C'est une jolie lucarne temporelle qu'une équipe sino-américaine vient d'ouvrir dans la dernière livraison des Proceedings de l'Académie des sciences des Etats-Unis. Une fenêtre sur la végétation de la Terre telle qu'on pouvait la trouver il y a presque 300 millions d'années, au début du Permien, avant même l'apparition des dinosaures. C'est sur une véritable Pompéi végétale que sont tombés ces chercheurs, au beau milieu d'une mine de charbon chinoise, dans la province autonome de Mongolie intérieure. Pour ceux qui auraient oublié leur histoire romaine, je rappelle qu'en 79 de notre ère, Pompéi et Herculanum furent ensevelies sous les matériaux éjectés par une éruption du Vésuve. Ce fut une catastrophe pour les habitants mais les couches de cendres, de pierres et de boues volcaniques eurent pour effet de figer les sites dans le temps et de les conserver tels qu'ils étaient il y a deux millénaires.

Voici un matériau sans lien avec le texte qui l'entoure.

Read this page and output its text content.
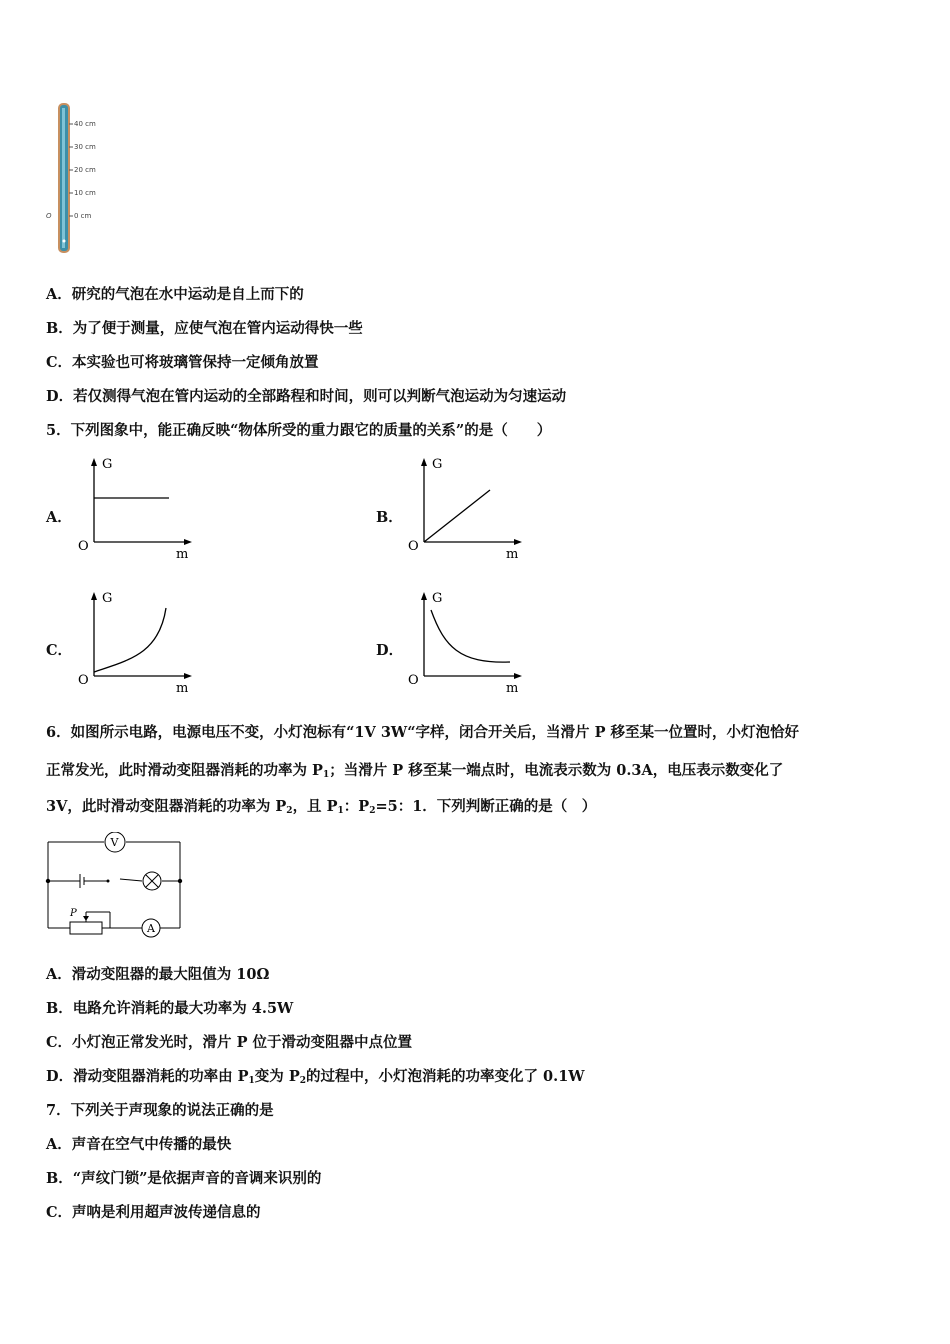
40 cm
30 cm
20 cm
10 cm
0 cm
O
A．研究的气泡在水中运动是自上而下的
B．为了便于测量，应使气泡在管内运动得快一些
C．本实验也可将玻璃管保持一定倾角放置
D．若仅测得气泡在管内运动的全部路程和时间，则可以判断气泡运动为匀速运动
5．下列图象中，能正确反映“物体所受的重力跟它的质量的关系”的是（　　）
A．
G
m
O
B．
G
m
O
C．
G
m
O
D．
G
m
O
6．如图所示电路，电源电压不变，小灯泡标有“1V 3W“字样，闭合开关后，当滑片 P 移至某一位置时，小灯泡恰好
正常发光，此时滑动变阻器消耗的功率为 $P_1$；当滑片 P 移至某一端点时，电流表示数为 0.3A，电压表示数变化了
3V，此时滑动变阻器消耗的功率为 $P_2$，且 $P_1$：$P_2=5$：1．下列判断正确的是（　）
V
A
P
A．滑动变阻器的最大阻值为 10Ω
B．电路允许消耗的最大功率为 4.5W
C．小灯泡正常发光时，滑片 P 位于滑动变阻器中点位置
D．滑动变阻器消耗的功率由 $P_1$变为 $P_2$的过程中，小灯泡消耗的功率变化了 0.1W
7．下列关于声现象的说法正确的是
A．声音在空气中传播的最快
B．“声纹门锁”是依据声音的音调来识别的
C．声呐是利用超声波传递信息的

Il est arrivé exactement la même chose sur le site chinois de Wuda. A la suite d'une éruption volcanique, les éjectas ont certes tué les plantes, fait tomber les feuilles, cassé les petites branches, décapité les arbres mais ils ont aussi, à leur manière un peu violente, préservé toute cette végétation. La couche de cendres initiale devait avoir un mètre d'épaisseur puis elle s'est tassée et pétrifiée, pendant que les plantes se fossilisaient entre deux veines de charbon. C'est d'ailleurs à l'exploitation minière que l'on doit cette découverte. Les chercheurs ont dû travailler vite, sur un peu plus de 1 000 mètres carrés, pour profiter de la chance unique qui leur était offerte d'avoir accès à cette couche géologique d'autant plus exceptionnelle que les arbres se trouvaient encore à leur emplacement d'origine. Comme le résume un des auteurs de l'étude, Hermann Pfefferkorn, tout "est merveilleusement préservé. Nous pouvons nous tenir là et trouver une branche avec ses feuilles encore attachées, et puis nous trouvons la branche suivante, et la suivante, et la suivante. Et enfin nous trouvons la souche du même arbre. C'est réellement excitant." Voilà, dans le diaporama ci-dessous, les premières photographies de cet éclat du passé, un herbier du temps jadis.
Pour les chercheurs, la découverte est intéressante à plus d'un titre. Non seulement ils peuvent étudier des spécimens de plantes disparues extrêmement bien conservés mais ils ont aussi la possibilité de reconstruire tout le site en disposant les végétaux à l'emplacement exact qu'ils occupaient (tout comme, à Pompéi, on a retrouvé les hommes là où la mort les a saisis). Cela leur permet d'analyser l'écologie du lieu, d'établir les relations entre les diverses familles de plantes et, au bout du compte, de deviner à quoi ressemblait ce bout de forêt du Permien.
Comme on peut le voir sur la vue d'artiste ci-contre réalisée à partir de l'analyse du site, on a affaire à une forêt tropicale. Il y a 300 millions d'années, Wuda se trouvait non pas au beau milieu d'un continent, comme aujourd'hui, mais sur une grande île au large de la Pangée, le super-continent de l'époque. Le sol, tourbeux, était la plupart du temps recouvert de marécages de quelques centimètres de profondeur. Formant la canopée principale à une dizaine de mètres de hauteur, des fougères arborescentes constituaient l'essentiel de la végétation. Au milieu d'elles surnageaient çà et là des sigillaires, de grands arbres filiformes pouvant dépasser les 25 mètres, et des cordaites (à gauche), sortes de conifères primitifs. Les auteurs de l'étude soulignent que si des sites plus anciens ont déjà été découverts, aucun ne se trouvait en Extrême-Orient et aucun n'a pu être aussi largement exploré que celui de Wuda. Ils ajoutent que "les flores du début du Permien sont d'une importance particulière parce qu'elles appartiennent à une époque d'oscillations climatiques passant par des transitions entre moments de glacière et moments de serre, transitions qui pourraient servir d'analogues au changement moderne et global de végétation". Une manière habile d'ancrer ce monde perdu dans les préoccupations de notre XXIe siècle.